PET bottles produced with vacuum

Plastic PET bottles are everywhere. Over the last 50 years, they have become the standard way of transporting drinks throughout the world. These ultralight containers are formed using vacuum provided by vacuum pumps from Busch.

One million. This is how many PET bottles are purchased worldwide – not per year, but every minute. This means over 500 billion bottles annually, with the number still climbing. PET bottles have changed the way we consume drinks. And for most soft drinks, they have become the container of choice. To create these ubiquitous bottles in the right shape, form, and size for all the different products that fill them, vacuum is used.

What is PET?

PET stands for polyethylene terephthalate and is an extremely versatile plastic from the same chemical family as polyester. Bottles made from PET have many advantages. They are light, much more robust than glass, cheap to produce, and require few raw materials. In contrast to many other plastics, PET does not contain harmful bisphenol A or plasticizers. And finally, used PET bottles can be recycled, either using the material as fuel, or to create new plastic products.

PET is made from two products that are most commonly used in the chemical industry: dimethyl terephthalate (DMT) and mono ethylene glycol (MEG). Even when the DMT is still in granule form, vacuum is already in play. The granules are transported by vacuum conveying from the storage silo to further processing with the assistance of vacuum pumps from Busch. The DMT reacts with the MEG, a process called polycondensation, and the PET molecules link together. Again, vacuum is used, this time to create the optimum conditions for the process and to extract excess fumes. Then, just like the raw materials, the finished PET granules are transported out of the production area by vacuum conveying.

A bottle in two steps

To create a container from the granules, they must first be melted. This molten mass of PET is blown to form a blank in a corresponding mold using compressed air and an injection molding process.
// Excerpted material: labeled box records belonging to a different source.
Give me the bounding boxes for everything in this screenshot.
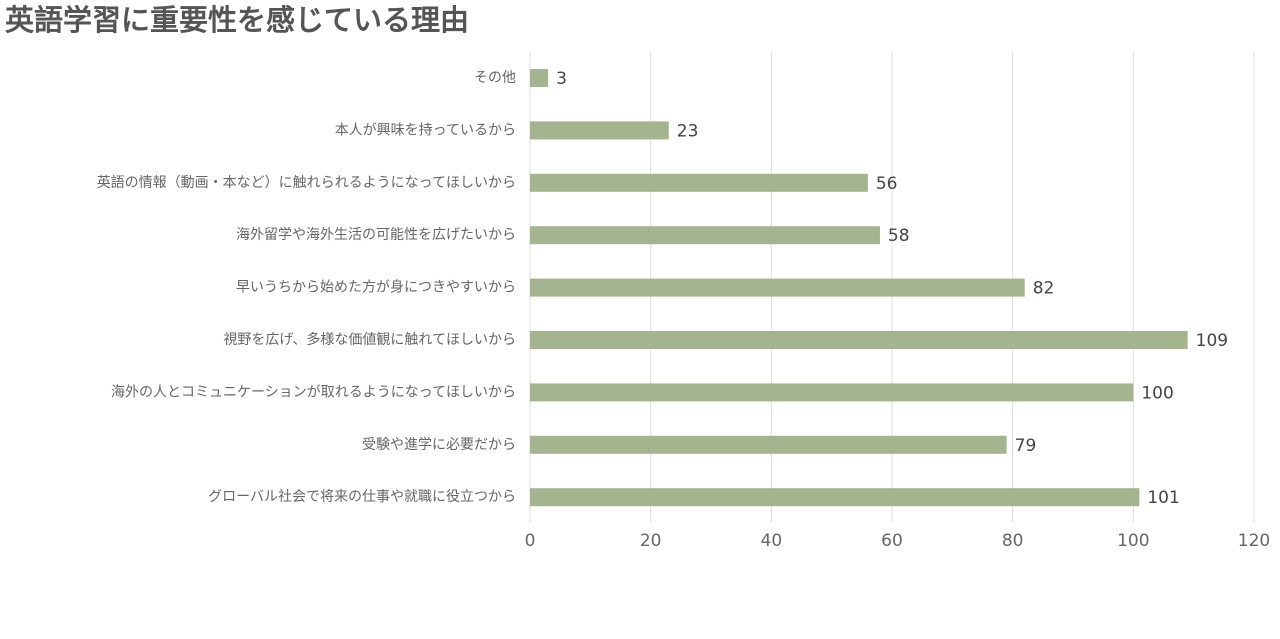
bar xyxy=(530,226,880,245)
value-label: 101 xyxy=(1147,488,1179,508)
x-tick-label: 80 xyxy=(1002,531,1024,551)
bar xyxy=(530,121,669,140)
value-label: 79 xyxy=(1015,436,1037,456)
y-tick-label: 受験や進学に必要だから xyxy=(362,437,516,453)
x-tick-label: 20 xyxy=(640,531,662,551)
y-tick-label: その他 xyxy=(474,70,516,86)
y-tick-label: 海外の人とコミュニケーションが取れるようになってほしいから xyxy=(111,384,516,400)
x-tick-label: 100 xyxy=(1117,531,1149,551)
y-tick-label: 海外留学や海外生活の可能性を広げたいから xyxy=(236,227,516,243)
value-label: 23 xyxy=(677,121,699,141)
x-tick-label: 40 xyxy=(761,531,783,551)
chart-title: 英語学習に重要性を感じている理由 xyxy=(5,3,469,37)
value-label: 58 xyxy=(888,226,910,246)
bar xyxy=(530,383,1134,402)
bar xyxy=(530,331,1188,349)
value-label: 56 xyxy=(876,174,898,194)
y-tick-label: 視野を広げ、多様な価値観に触れてほしいから xyxy=(223,331,516,348)
value-label: 109 xyxy=(1196,331,1228,351)
bar xyxy=(530,278,1025,297)
y-tick-label: 本人が興味を持っているから xyxy=(335,122,516,138)
x-tick-label: 0 xyxy=(525,531,536,551)
value-label: 100 xyxy=(1141,383,1173,403)
bar xyxy=(530,488,1140,507)
value-label: 82 xyxy=(1033,279,1055,299)
bar xyxy=(530,173,868,192)
x-tick-label: 120 xyxy=(1238,531,1270,551)
x-tick-label: 60 xyxy=(881,531,903,551)
bar xyxy=(530,69,549,87)
y-tick-label: グローバル社会で将来の仕事や就職に役立つから xyxy=(208,489,516,505)
y-tick-label: 英語の情報（動画・本など）に触れられるようになってほしいから xyxy=(97,174,516,191)
value-label: 3 xyxy=(556,69,567,89)
bar xyxy=(530,435,1007,454)
y-tick-label: 早いうちから始めた方が身につきやすいから xyxy=(236,280,516,296)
So that the viscous PET is distributed more easily and equally in the form, vacuum is applied. The blank has a similar size and shape to a test tube and is what will later become a bottle. To save volume during transport, the final containers are only formed at the drink manufacturer’s bottling plant. There, the blank goes through another process similar to injection molding, optimized through the use of vacuum. It is secured in a metal form, heated, and blown with compressed air into the shape and size required for the final bottle.
Making new PET from old bottles

In many countries, single-use PET bottles are collected and recycled. The empty containers are minced into small flakes, cleaned, sorted by color, and prepared into PET chips. These can be used to manufacture new blanks in an injection molding process. Although completely transparent and one-color bottles cannot yet be created exclusively from recycled material, new chemical processes should permit this in the near future. Another industry that makes use of recycled PET is the textile industry. There, it is used to create polyester fibers, which can be made into different items of clothing, footwear, and home textiles.